Woomera Aboriginal word for a wooden spear-throwing device and the name of a place in the Great Vicoria Desert in South Australia. Until 1946 Woomera was non existing. Its construction began in 1947 to cater for thousands of people moving there to develop and test new weapon systems, mainly long-range missiles, for NATO partners. The project was state secret. A large, remote test area was needed and Woomera was the perfect place. In the fifties and the sixties Woomera Rocket Range was the second busiest launching range on earth. Europe got its share with its rocket program ELDO. During the early 1960s, Woomera participated in the Mercury and Gemini space programs. Specialised tracking and communications stations were set up at Red Lake about 50 km (31 miles) north of Woomera about 200 km (120 miles) west of Woomera. These stations also played an important part in the first moon landing mission. One of the most significant facilities installed by the United States was the nearby, and highly specialised, Deep Space Station 41. This facility was constructed at the edge of Island Lagoon about 25 km (16 miles) south of Woomera. It played a mayor role in the ‘race for space’ from the mid-1950s to the mid-1970s. During its heyday (1949 - 1969), the village population reached around 7,000. The population of Woomera now is about 250 permanent residents. Woomera is the main setting of the novel Desert of Guilt (2016).
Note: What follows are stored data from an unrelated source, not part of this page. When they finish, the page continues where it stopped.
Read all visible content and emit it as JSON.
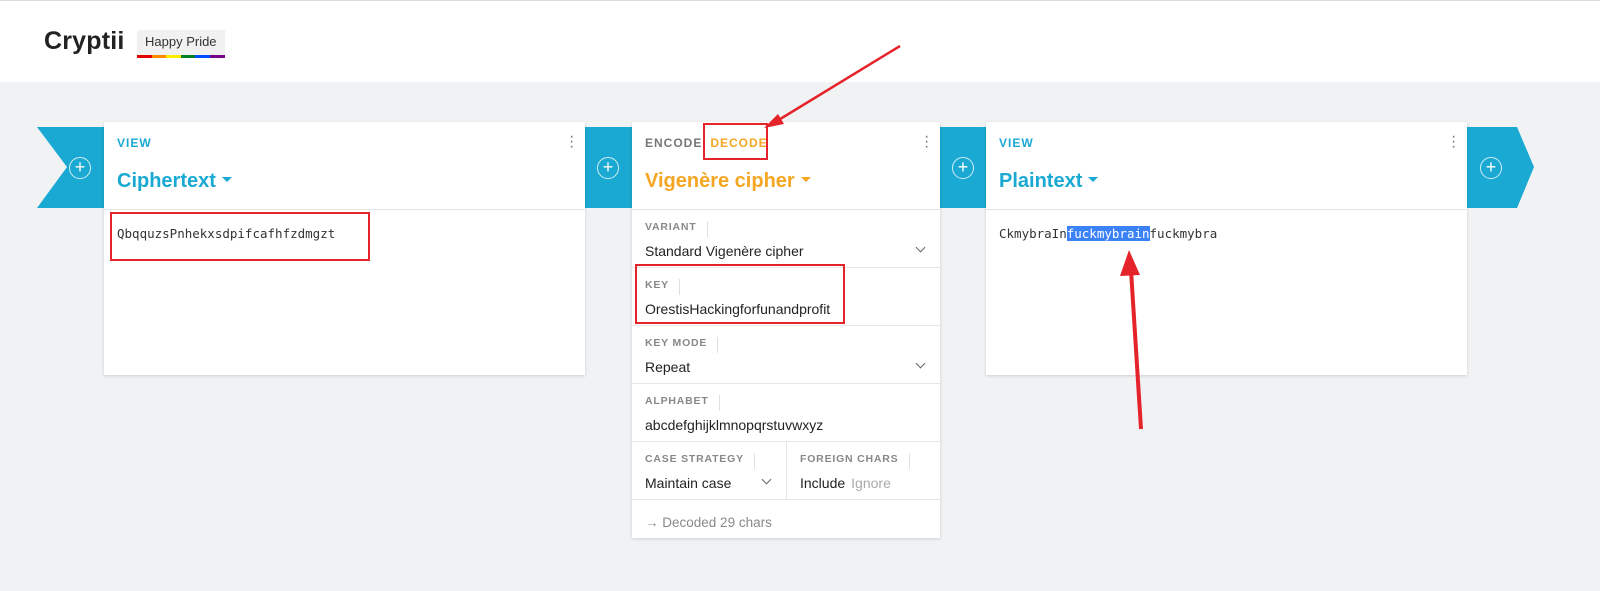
{
  "header": {
    "brand": "Cryptii",
    "badge": "Happy Pride",
    "pride_colors": [
      "#e40303",
      "#ff8c00",
      "#ffed00",
      "#008026",
      "#004dff",
      "#750787"
    ]
  },
  "colors": {
    "accent_blue": "#1aa9d2",
    "accent_orange": "#f5a623",
    "annotation_red": "#e5232a",
    "selection_blue": "#3b82f6"
  },
  "left_card": {
    "tab": "VIEW",
    "title": "Ciphertext",
    "content": "QbqquzsPnhekxsdpifcafhfzdmgzt"
  },
  "middle_card": {
    "tabs": {
      "encode": "ENCODE",
      "decode": "DECODE"
    },
    "title": "Vigenère cipher",
    "variant": {
      "label": "VARIANT",
      "value": "Standard Vigenère cipher"
    },
    "key": {
      "label": "KEY",
      "value": "OrestisHackingforfunandprofit"
    },
    "key_mode": {
      "label": "KEY MODE",
      "value": "Repeat"
    },
    "alphabet": {
      "label": "ALPHABET",
      "value": "abcdefghijklmnopqrstuvwxyz"
    },
    "case_strategy": {
      "label": "CASE STRATEGY",
      "value": "Maintain case"
    },
    "foreign_chars": {
      "label": "FOREIGN CHARS",
      "include": "Include",
      "ignore": "Ignore"
    },
    "status": "Decoded 29 chars"
  },
  "right_card": {
    "tab": "VIEW",
    "title": "Plaintext",
    "content_before": "CkmybraIn",
    "content_selected": "fuckmybrain",
    "content_after": "fuckmybra"
  },
  "pipe": {
    "add_glyph": "+"
  },
  "icons": {
    "menu": "more-vert-icon",
    "add": "add-circle-icon",
    "arrow": "arrow-right-icon",
    "dropdown": "caret-down-icon"
  }
}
Wally Schirra the only American astronaut to fly in the Mercury, Gemini and Apollo programs. Schirra flew on the fifth Mercury flight in 1962, orbiting the Earth six times. He commanded Gemini 6A in 1965, a flight with Tom Stafford that had the historic distinction of being the first rendezvous of two manned, manoeuvrable spacecraft. Gemini 6A and Gemini 7 flew in formation for five hours, as close as one foot to one another. Schirra also commanded Apollo 7, the first manned Apollo flight. During that 11-day flight in Earth orbit in 1968, he and fellow crewmembers Walt Cunningham and Donn Eisele tested the Apollo systems and proved it was ready to take astronauts to the moon.
In what was a precursor of things to come, Apollo 7 transmitted the first television feed live into commercial networks from space during its 260-hour flight.
Wernher von Braun (1912-1977) one of the most important rocket developers and champions of space exploration in the twentieth century. As a youth he became enamoured with the possibilities of space exploration by reading the work of science fiction authors. Later, von Braun encountered the work of Hermann Oberth, whose 1923 book The Rocket into Planetary Space, prompted von Braun to master calculus and trigonometry so he could understand the physics of rocketry.